Ces moyens d’action sont complémentaires, il ne faut en négliger aucun, mais pour Guillaume Goutte, le premier est avant tout la syndicalisation (notamment auprès du Syndicat général du Livre et de la communication écrite de la CGT). Pour plusieurs raisons, la syndicalisation est en perte de vitesse depuis plusieurs décennies. Pourtant, le syndicat est un lieu qui permet de se réunir, de se solidariser, de s’informer, de se former, de s’aider les un⋅es les autres, de mener des actions collectives, de renforcer notre pouvoir, d’inverser le rapport de force, de faire changer les pratiques, les mentalités et les lois.

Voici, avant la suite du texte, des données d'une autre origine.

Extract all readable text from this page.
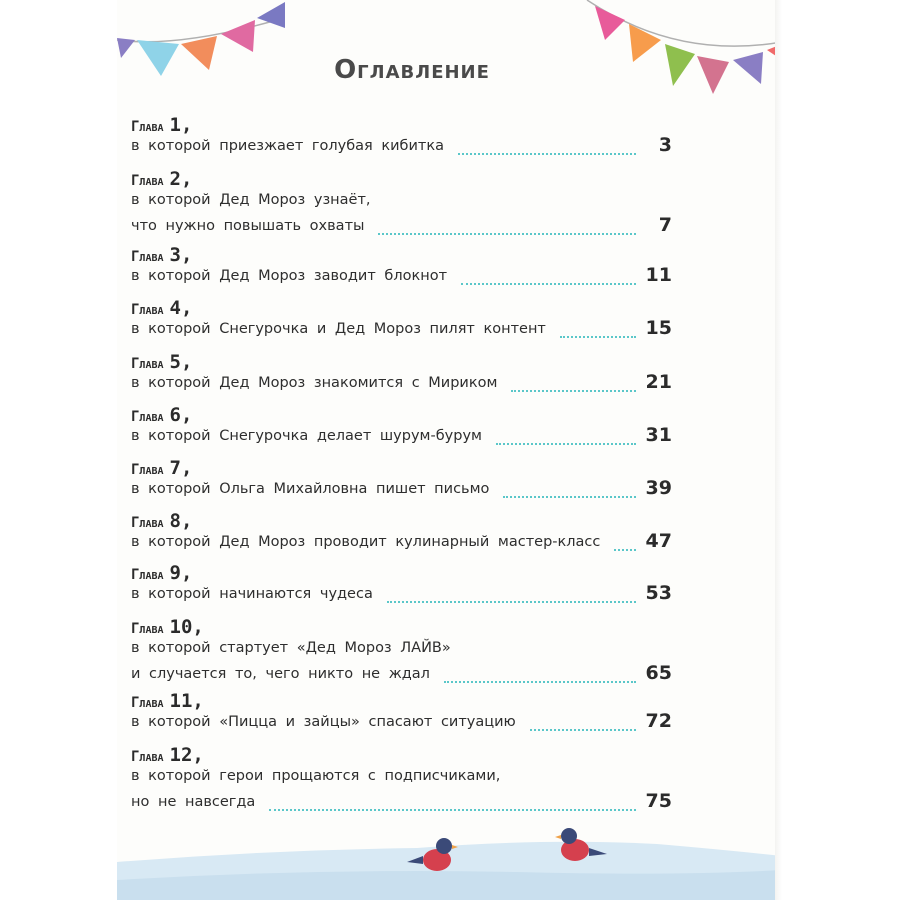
Оглавление
Глава 1,
в которой приезжает голубая кибитка	3
Глава 2,
в которой Дед Мороз узнаёт,
что нужно повышать охваты	7
Глава 3,
в которой Дед Мороз заводит блокнот	11
Глава 4,
в которой Снегурочка и Дед Мороз пилят контент	15
Глава 5,
в которой Дед Мороз знакомится с Мириком	21
Глава 6,
в которой Снегурочка делает шурум-бурум	31
Глава 7,
в которой Ольга Михайловна пишет письмо	39
Глава 8,
в которой Дед Мороз проводит кулинарный мастер-класс	47
Глава 9,
в которой начинаются чудеса	53
Глава 10,
в которой стартует «Дед Мороз ЛАЙВ»
и случается то, чего никто не ждал	65
Глава 11,
в которой «Пицца и зайцы» спасают ситуацию	72
Глава 12,
в которой герои прощаются с подписчиками,
но не навсегда	75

À cela s’ajoutent le boycott et le call-out des organismes de presse et des maisons d’édition ayant des pratiques exécrables (manifestations lors d’événements publics) ; le label syndical, comme cela se faisait au XIXe siècle (mention qui atteste qu’un produit a été réalisé par des personnes travaillant dans de bonnes conditions) mais, personnellement, je n’ai jamais vu cela ; ou encore le recours aux prud’hommes (qui est très coûteux à titre personnel et professionnel).
Comme le dit si bien Guillaume Goutte, nos métiers n’ont aucune raison de disparaître : que ce soit sur le papier ou sur internet, l’écrit est omniprésent. L’édition et la correction sont indispensables pour comprendre un texte, quel qu’il soit. Et sur internet, il y a de quoi faire ! Les organismes de presse ne financent plus la correction, car ils semblent croire que le lectorat du web est moins exigeant que celui du papier…
Dans tous les livres que je lis, il y a des fautes. S’il manque un mot, une virgule, un italique, une capitale, le sens de la phrase peut changer. Parle-t-on de la Libération (à la fin de la Seconde Guerre mondiale), du journal Libération ou de la libération, celle qui émancipe ? Une table des matières mal paginée ou l’absence de glossaire quand il y a profusion de noms propres ne permettent pas de s’orienter dans le livre. Que dire d’un récit qui passe du passé simple au passé composé, puis au passé simple et au présent de l’indicatif, emmêlant la chronologie des événements ? Que dire de l’écriture inclusive, utilisée de manière aléatoire dans certains ouvrages (celui-ci y compris) ?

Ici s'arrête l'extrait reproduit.